Usually this is a freehold house without any leaseholders (but you could say own a whole house under leasehold and have PD rights).

If you own a dwelling with another separate unit (whether dwelling, office, workshop) over or below it then your own a flat irrespective of how they are owned.

To understand the reasoning just imagine if you built a two storey extension behind your house using PD (you after all own everything not in the leasehold) and it blocked windows to the leasehold flat. - Obviously that wouldn't be fair.
 
If you own a dwelling with another separate unit (whether dwelling, office, workshop) over or below it then your own a flat irrespective of how they are owned.
.

So if you have a basement and convert it into a separate granny annexe then you have changed your house into a flat? Buckingham Palace is a flat because it doubtless has self-contained servants' quarters ?
 
So if you have a basement and convert it into a separate granny annexe then you have changed your house into a flat? Buckingham Palace is a flat because it doubtless has self-contained servants' quarters ?
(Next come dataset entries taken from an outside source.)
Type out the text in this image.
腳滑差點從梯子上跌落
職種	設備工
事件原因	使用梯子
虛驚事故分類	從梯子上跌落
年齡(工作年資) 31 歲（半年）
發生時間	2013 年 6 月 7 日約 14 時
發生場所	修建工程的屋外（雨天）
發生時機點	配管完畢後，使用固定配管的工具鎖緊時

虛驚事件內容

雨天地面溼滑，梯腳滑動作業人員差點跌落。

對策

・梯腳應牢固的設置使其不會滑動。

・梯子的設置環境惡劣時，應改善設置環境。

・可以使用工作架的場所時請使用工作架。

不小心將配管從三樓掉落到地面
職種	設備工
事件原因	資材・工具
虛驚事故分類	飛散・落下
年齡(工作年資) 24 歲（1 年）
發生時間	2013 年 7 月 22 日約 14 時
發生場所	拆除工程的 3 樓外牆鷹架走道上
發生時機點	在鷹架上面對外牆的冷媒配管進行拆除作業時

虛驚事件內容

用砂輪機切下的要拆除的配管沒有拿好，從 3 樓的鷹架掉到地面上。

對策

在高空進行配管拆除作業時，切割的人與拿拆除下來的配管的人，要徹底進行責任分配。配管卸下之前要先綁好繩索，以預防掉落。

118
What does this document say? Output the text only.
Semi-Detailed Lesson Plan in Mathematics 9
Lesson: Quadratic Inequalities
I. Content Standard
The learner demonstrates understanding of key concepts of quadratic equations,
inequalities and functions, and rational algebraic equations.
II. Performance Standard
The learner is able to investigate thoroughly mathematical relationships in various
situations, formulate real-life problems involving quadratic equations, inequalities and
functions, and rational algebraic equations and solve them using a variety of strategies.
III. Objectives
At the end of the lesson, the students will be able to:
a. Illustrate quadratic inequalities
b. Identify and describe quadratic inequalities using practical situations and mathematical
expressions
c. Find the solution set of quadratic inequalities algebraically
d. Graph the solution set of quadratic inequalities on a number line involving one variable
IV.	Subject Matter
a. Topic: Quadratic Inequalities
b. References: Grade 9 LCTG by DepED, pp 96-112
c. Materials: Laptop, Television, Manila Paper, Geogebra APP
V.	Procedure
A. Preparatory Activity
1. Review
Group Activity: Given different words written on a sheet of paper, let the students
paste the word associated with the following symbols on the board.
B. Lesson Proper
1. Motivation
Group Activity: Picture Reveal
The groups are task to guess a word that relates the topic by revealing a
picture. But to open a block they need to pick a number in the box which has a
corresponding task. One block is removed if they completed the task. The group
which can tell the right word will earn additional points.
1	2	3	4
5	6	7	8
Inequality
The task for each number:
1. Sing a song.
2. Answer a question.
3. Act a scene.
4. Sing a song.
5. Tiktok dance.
Do these quarters have there own address, meters, council tax, and registered at the land registry as dwellings?
 
So if you have a basement and convert it into a separate granny annexe then you have changed your house into a flat? Buckingham Palace is a flat because it doubtless has self-contained servants' quarters ?

Do these quarters have there own address, meters, council tax, and registered at the land registry as dwellings?

As woody queries would depend if they are strictly their own dwellings or annexes to the main building which a granny flat usually is. I suspect Buckingham Palace hasn't subdivided and sold off small units. In any case its listed so PD wouldn't really be that useful.

But yes, if you turned your basement into a separate dwelling, gave it a separate address, meters etc. then yes your "house" is a flat in terms of planing/PD. As noted previously the reason being is otherwise the risk is PD adversely affects the other properties, say in this instance you could probably build over the lightwell that serves light to the flat below.